Entah kenapa aku begitu pasrah dengan ta’arufan ini apalagi tiap mendapat
perlakuan yang tidak menyenangkan dari Oma. Namun, suhu badanku yang meninggi
mengalihkan perhatianku. Kurasakan badanku panas dan kepalaku sakit. Sudah tiga
hari ini tekananku turun dan belum juga naik. Tak mungkin aku bercerita ke Oma.
Sedang aku sakit sampai teriak-teriak histeris saja, Oma tidak juga membawaku
ke dokter. Apalagi hanya sakit panas dan sakit di kepala. Mungkin dengan
menerima lamaran kak Reynand, aku sudah tidak lagi merasakan sakit dan siksaan
secara batin karena tidak tinggal serumah lagi dengan Oma.

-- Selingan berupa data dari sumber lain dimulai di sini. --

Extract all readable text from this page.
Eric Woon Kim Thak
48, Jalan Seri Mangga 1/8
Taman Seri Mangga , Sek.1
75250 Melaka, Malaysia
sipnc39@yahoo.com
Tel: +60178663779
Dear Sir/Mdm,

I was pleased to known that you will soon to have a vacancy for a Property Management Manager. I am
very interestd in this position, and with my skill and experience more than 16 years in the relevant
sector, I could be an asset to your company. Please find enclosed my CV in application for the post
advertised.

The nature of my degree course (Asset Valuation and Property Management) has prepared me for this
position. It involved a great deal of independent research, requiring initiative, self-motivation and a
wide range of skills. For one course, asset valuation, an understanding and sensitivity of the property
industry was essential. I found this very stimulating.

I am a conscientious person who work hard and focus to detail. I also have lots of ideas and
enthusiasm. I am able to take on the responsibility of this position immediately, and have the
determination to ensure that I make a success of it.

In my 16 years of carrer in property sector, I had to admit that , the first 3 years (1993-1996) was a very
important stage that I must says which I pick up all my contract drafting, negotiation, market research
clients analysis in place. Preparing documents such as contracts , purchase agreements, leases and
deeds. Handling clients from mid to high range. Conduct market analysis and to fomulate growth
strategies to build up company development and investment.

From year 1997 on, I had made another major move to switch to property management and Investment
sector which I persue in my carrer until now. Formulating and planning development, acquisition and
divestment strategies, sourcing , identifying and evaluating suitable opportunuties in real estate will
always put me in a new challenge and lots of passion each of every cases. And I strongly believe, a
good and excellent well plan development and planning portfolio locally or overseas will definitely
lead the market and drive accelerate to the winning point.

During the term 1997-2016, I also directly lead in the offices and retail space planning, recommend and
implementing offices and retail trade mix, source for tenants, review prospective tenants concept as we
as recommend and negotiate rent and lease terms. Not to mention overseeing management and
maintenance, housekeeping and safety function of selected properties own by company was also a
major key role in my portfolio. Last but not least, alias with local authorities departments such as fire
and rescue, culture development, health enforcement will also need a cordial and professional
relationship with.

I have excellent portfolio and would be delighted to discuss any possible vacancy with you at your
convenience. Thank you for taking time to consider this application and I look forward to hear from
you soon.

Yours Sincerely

Masih teringat jelas dalam ingatanku saat Oma memukulku di
bagian kedua pahaku hingga ke betis dengan sebuah penggaris hingga patah. Saat
itu aku hanya bisa menangis, meronta meminta ampun dan menahan sakit saat
dipukul. Rasa sakit dan perih akibat pukulan itu terasa selama kurang lebih dua
hari dan selama itu aku hanya mengobatinya dengan menggosokkan minyak tawon
saja. Namun, tidak lantas membuatku benci pada Oma walau aku masih saja
mengingatnya. Ya Allah, mungkin kah ini sudah menjadi takdirku? Kapankah aku
bisa berada di zona kenyamanan? Agar aku bisa merasakan kebahagiaan
sesungguhnya.
Inilah yang selalu membuatku sakit. Jika sudah seperti ini, susu
hangat rasa cokelat dan buavita jambu menjadi minuman wajibku setiap hari agar
tekanan darahku tidak turun lagi dan kondisi jiwaku terjaga. Cokelat pun juga
tak jarang menjadi camilanku agar aku tidak stress karena sepengetahuanku
dengan memakan cokelat bisa menenangkan dan merilekskan pikiran serta
jiwa.
Ya Allah, karuniakan kepadaku kesabaran yang tiada pernah pudar,
ketabahan serta keteguhan iman agar aku bisa menghadapi dan melalui setiap
cobaan yang Engkau berikan untukku.
“Hai orang-orang
beriman, jadikanlah sabar dan shalat sebagai penolongmu. Sesungguhnya, Allah
SWT beserta orang-orang yang sabar.” (QS.
Al-Baqarah [2]: 153).
“Chres, kamu terima
begitu saja ta’arufan ini?” Tanya Ivi padaku.
“Aku sungguh sudah tidak
tahan dengan keadaan ini, Vi. Kamu tahu Oma ku kan?” Tanyaku sedih.
“Kalau kamu memang
mencintainya, ya gak apa-apa. Baguslah.” Ucap Ivi.
“Mencintainya?” Tanyaku.
……………………………………………………………………………………………………………………………………………………………………………………………………………………………………………………………………………………………………………………………………………………………………………………………………………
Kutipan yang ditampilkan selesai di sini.